Ce que la vieille femme a vu après m’avoir crié dessus a changé sa vision des gens pour toujours

Le métro du soir était rempli d’une agitation familière : des sacs serrés contre les poitrines, des écouteurs enfoncés dans les oreilles, des gens qui tentaient de garder l’équilibre pendant les arrêts brusques.

Moi, je ne voulais qu’une chose : rentrer chez moi après une nouvelle séance de chimiothérapie. Mon corps me lançait de partout, ma tête tournait, et mes paupières devenaient lourdes.

Dans tout le wagon, il n’y avait qu’une seule place libre — celle où j’étais assise.

À la station suivante, une femme âgée monta. Elle regarda autour d’elle, repéra ma place et s’approcha immédiatement. Son visage se crispa d’agacement avant même qu’elle n’ouvre la bouche.

— La jeunesse aujourd’hui, c’est une honte ! cria-t-elle d’une voix perçante qui fit retourner plusieurs personnes. Assise là comme une princesse ! Aucun respect pour les aînés !

Je levai les yeux, épuisée, cherchant mes mots. Mais elle ne me laissa pas le temps de répondre. Les insultes se succédaient, plus blessantes les unes que les autres.

Les autres passagers observaient, silencieux, sans intervenir. Je sentis une boule se former dans ma gorge — pas parce qu’elle criait, mais parce que je n’avais plus l’énergie de me défendre.

Je murmurai :

— Excusez-moi… j’ai eu un traitement aujourd’hui… je ne me sens pas bien…

Elle m’interrompit aussitôt, encore plus furieuse.

— Un traitement, bien sûr ! Quelle excuse facile ! Moi aussi je souffre, mais je reste debout ! Allez, laisse ta place !

Ce qui se produisit ensuite la prit complètement de court.

Un jeune homme, debout à côté de moi, intervint d’une voix ferme :

— Ça suffit ! Vous ne savez même pas pourquoi elle est assise ! Elle rentre d’une séance de chimiothérapie. Vous voulez que je vous montre son bracelet médical ?

Je sursautai. Il avait remarqué le bracelet en plastique que l’hôpital avait oublié de retirer. Il en désigna le motif clair sur mon poignet. La femme pâlit instantanément, comme si on venait de lui retirer toute son arrogance.

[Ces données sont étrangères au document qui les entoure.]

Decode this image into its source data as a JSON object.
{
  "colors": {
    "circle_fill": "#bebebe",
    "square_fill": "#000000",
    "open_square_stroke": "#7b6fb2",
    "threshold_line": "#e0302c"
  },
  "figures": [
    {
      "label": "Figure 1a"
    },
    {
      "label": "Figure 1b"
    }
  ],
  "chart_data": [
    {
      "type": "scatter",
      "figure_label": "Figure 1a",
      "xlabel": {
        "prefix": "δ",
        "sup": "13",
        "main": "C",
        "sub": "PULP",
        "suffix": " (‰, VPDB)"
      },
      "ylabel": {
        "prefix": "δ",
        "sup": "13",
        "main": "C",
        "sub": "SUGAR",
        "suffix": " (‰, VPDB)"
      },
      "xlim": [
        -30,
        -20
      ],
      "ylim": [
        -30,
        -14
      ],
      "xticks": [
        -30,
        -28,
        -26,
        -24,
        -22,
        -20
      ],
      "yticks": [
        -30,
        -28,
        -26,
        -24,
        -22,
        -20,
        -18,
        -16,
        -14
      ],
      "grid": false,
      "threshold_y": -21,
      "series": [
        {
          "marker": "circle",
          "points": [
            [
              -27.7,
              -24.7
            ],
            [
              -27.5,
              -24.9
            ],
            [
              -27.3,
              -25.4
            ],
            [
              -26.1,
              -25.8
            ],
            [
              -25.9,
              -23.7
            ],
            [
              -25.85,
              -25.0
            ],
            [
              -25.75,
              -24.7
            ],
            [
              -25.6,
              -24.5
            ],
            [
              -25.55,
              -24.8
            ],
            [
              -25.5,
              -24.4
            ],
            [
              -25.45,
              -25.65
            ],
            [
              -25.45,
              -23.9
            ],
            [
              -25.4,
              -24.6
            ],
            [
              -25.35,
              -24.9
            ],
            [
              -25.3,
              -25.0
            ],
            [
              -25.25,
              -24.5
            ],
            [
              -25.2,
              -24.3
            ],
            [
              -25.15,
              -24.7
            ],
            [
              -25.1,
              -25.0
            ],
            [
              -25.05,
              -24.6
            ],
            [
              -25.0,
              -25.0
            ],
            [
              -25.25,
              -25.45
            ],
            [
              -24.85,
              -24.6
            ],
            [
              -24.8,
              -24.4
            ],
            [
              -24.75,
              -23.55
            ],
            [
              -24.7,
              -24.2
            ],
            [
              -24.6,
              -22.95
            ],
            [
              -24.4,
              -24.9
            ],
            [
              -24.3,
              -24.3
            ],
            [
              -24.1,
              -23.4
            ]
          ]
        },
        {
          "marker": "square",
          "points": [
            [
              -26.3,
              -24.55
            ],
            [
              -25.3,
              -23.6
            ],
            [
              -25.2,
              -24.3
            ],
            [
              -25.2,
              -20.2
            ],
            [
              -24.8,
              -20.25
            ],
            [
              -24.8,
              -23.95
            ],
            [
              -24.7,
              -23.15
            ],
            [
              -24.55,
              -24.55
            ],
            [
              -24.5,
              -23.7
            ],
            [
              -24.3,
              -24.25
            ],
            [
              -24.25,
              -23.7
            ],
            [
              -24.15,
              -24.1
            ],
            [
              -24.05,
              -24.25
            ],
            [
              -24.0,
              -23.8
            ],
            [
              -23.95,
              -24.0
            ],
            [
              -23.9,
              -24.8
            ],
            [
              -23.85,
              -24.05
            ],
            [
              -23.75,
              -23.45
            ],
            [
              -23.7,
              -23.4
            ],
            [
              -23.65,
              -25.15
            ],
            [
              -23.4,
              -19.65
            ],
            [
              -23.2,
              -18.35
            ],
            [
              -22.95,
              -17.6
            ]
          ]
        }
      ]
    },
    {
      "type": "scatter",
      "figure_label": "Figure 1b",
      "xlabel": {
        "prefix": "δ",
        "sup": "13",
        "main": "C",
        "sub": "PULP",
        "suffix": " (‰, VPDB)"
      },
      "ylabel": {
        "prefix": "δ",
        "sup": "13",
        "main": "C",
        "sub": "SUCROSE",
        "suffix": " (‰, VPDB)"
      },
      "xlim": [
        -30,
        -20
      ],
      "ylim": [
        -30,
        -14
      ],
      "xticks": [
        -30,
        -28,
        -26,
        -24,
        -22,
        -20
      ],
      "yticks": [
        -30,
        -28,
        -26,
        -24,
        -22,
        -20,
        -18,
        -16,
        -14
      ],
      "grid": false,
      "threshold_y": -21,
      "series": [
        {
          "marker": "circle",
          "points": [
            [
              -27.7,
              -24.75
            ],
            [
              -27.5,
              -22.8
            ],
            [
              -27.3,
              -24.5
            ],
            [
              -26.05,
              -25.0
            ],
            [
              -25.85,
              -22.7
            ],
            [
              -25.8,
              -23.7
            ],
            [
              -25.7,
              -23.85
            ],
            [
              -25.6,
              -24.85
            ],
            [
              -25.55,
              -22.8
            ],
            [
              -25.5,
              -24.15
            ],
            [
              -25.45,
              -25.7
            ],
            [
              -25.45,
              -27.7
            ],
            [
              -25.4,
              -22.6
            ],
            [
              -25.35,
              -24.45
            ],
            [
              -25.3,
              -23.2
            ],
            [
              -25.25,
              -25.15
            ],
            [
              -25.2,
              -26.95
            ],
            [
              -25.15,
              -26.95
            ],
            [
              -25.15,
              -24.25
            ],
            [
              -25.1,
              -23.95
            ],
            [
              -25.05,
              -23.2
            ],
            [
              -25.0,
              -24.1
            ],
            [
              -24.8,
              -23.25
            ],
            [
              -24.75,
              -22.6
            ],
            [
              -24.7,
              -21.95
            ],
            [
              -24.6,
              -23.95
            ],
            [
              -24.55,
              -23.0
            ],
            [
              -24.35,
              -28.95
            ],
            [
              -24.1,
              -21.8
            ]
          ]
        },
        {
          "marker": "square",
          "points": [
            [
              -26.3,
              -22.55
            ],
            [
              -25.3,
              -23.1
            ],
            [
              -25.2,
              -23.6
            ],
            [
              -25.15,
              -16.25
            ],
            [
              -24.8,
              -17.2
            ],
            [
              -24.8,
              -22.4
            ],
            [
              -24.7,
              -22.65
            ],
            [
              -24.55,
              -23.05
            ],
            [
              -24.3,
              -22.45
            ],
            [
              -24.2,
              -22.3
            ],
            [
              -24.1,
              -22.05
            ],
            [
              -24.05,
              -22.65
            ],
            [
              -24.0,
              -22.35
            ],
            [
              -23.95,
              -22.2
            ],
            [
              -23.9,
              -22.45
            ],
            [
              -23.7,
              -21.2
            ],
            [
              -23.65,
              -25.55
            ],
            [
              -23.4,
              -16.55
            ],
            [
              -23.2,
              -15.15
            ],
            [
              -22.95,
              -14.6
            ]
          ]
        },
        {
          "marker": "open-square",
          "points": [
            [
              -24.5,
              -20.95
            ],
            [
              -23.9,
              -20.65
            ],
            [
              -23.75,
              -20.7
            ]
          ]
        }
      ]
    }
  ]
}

— Je… je ne savais pas… murmura-t-elle. Je suis désolée, ma petite… Je croyais…

— Justement, dit le jeune homme calmement, on demande avant de juger.

La vieille femme baissa la tête, tremblante. Autour de nous, les passagers reprenaient vie : certains hochaient la tête, d’autres murmuraient des mots d’approbation. Un homme derrière moi se leva pour me laisser sa place.

— Asseyez-vous, mademoiselle. Ne vous inquiétez pas.

Je lui souris faiblement et le remerciai. La vieille femme, elle, répétait :

— Pardonne-moi… j’ai eu tort…

Je hochai simplement la tête. Je n’avais ni colère ni rancune — juste une profonde fatigue. Parfois, il faut voir la souffrance d’un autre pour se rappeler d’être humain.

En sortant à ma station, le jeune homme me dit :

— Prenez soin de vous. Et souvenez-vous : tout le monde n’est pas indifférent.

Pour la première fois de la journée, je souris vraiment.